Or so says the annual survey of hedge funds by the Hennessee Hedge Fund Advisory Group, the hedge fund consultants.
In the face of difficult equity markets, survey results indicate that the hedge fund industry grew 5% in 2002 to a total of $592 billion through manager performance and new capital inflows. Hedge funds outperformed the broader equity markets in 2002 as the Hennessee Hedge Fund Index declined -3.43% net of fees, bringing the annualized return since January 1987 to 15.28%, versus the S&P return of 11.07% over the same time period. “The year 2002 was the most difficult market for stock pickers and traders alike since 1974; certainly the most difficult year for hedge funds on record,” says Charles Gradante, managing principal of Hennessee Group LLC. “2002 presented paradigm shifts in money management that handcuffed most hedge fund managers. Nonetheless, hedge funds did preserve capital in 2002 and are well positioned, with high amounts of cash, for the economic turnaround expected in the fourth quarter of 2003 and an election year in 2004.” Introduced in 1994, the Annual Hennessee Hedge Fund Manager Survey the 2003 survey respondents include 793 hedge fund management companies and over $137 billion in assets, equating to 23% of total assets in the hedge fund industry. The median hedge fund size in this year’s survey was approximately $124 million.
Other findings in the survey include: Hedge funds were able to avoid serious losses by holding high levels of cash, positioning their portfolios defensively, and maintaining low market exposure. In 2002, the average hedge fund net market exposure was +33%, the lowest in Survey history. After spiking up in 1994 and 1998, the use of margin in 2002 declined to its lowest level since the survey began in 1994. In fact, hedge funds used a minimal amount of margin in 2002, as the average long exposure decreased 6% to 77%. 2 Individuals/family offices remained the largest source of capital for hedge funds, contributing 42% ($249 billion) of total assets. However, their market share has continued to decline from 80% ($79 billion) of total assets in 1994. Fund-of-funds were the second largest source of capital (27% of assets). Individuals/family offices continue to be the fastest growing source of capital (29%).
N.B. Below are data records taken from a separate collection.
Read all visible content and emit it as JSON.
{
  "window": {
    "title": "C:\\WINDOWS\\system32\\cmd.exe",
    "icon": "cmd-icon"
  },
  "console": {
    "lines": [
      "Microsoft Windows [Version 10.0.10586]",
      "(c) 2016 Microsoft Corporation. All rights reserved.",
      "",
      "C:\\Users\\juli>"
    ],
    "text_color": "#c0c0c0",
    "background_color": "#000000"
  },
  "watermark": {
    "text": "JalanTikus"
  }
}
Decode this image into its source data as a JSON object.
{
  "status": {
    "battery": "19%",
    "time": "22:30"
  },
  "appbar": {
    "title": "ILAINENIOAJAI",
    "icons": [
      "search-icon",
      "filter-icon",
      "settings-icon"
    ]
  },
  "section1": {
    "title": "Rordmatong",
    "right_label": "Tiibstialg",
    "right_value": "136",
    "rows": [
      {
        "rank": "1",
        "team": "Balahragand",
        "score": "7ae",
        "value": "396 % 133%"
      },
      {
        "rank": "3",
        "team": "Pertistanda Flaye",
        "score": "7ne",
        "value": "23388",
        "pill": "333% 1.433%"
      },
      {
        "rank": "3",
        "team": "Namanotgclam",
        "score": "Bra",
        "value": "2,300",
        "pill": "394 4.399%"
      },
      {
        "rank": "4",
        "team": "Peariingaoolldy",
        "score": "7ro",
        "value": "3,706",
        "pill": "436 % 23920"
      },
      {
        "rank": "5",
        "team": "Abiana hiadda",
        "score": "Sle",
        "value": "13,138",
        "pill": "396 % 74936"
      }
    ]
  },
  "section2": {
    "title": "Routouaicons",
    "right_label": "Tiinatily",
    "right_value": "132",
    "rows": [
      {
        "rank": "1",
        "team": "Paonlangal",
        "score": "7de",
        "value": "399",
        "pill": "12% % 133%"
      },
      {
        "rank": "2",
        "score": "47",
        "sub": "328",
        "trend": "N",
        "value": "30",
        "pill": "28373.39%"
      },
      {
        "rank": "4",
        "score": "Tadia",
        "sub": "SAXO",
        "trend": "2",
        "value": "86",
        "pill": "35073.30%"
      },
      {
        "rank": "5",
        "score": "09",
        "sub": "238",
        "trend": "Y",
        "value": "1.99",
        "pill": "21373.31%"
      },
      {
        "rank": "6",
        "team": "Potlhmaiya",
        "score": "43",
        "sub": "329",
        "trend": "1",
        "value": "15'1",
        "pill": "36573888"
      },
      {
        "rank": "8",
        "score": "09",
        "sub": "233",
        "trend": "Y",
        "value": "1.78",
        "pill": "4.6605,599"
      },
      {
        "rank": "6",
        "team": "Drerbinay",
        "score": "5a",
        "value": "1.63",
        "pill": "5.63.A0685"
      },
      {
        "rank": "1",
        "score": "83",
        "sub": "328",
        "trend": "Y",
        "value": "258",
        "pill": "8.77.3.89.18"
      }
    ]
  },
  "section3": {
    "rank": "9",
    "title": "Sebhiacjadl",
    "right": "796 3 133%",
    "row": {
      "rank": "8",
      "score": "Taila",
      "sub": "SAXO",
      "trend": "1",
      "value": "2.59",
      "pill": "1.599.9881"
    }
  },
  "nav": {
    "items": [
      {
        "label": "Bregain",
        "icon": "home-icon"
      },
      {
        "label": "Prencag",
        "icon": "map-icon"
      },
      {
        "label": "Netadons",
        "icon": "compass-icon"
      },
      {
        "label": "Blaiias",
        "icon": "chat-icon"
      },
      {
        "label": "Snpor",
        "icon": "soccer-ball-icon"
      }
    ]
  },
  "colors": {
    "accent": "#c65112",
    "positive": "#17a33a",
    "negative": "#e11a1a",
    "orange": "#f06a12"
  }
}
However, fund-of- funds accelerated rapidly and finished second at 28%. The average hedge fund manager aims to manage $693 million in 2003, down from $893 million in 2002. Due to the increased number of institutions offering hedge fund products, 50% of hedge fund managers were Registered Investment Advisers in 2002, up from 42% in 1998. However, 25% are still not registered with any governmental or self-regulating body (SEC, CFTC, NASD, NYSE, NFA, etc.) 20% of hedge funds provide their investors access to the entire portfolio, up from 17% in 2002. Due to increased institutional demand, Hennessee Group addressed Information Technology (IT) issues in 2003 for the first time: Hedge funds rely on their internal IT team for middle and back office systems (40%) with prime brokers second at 25%. However, fund administrators are a close third with 24%, as hedge funds look for a way to consolidate services and benefit from price competition. With the institutionalization of the hedge fund industry, hedge fund managers view client reporting (21%) and risk management (21%) as their biggest challenges for which they would expect technology to provide a solution. “Our greatest concern continues to be the ability of the industry to absorb the incoming money flow without diluting the talent pool and thus hurting performance ,” notes E. Lee Hennessee, Managing Principal of the Hennessee Group. “However, most managers seem to have a good sense of their capacity limits, as the survey indicates.”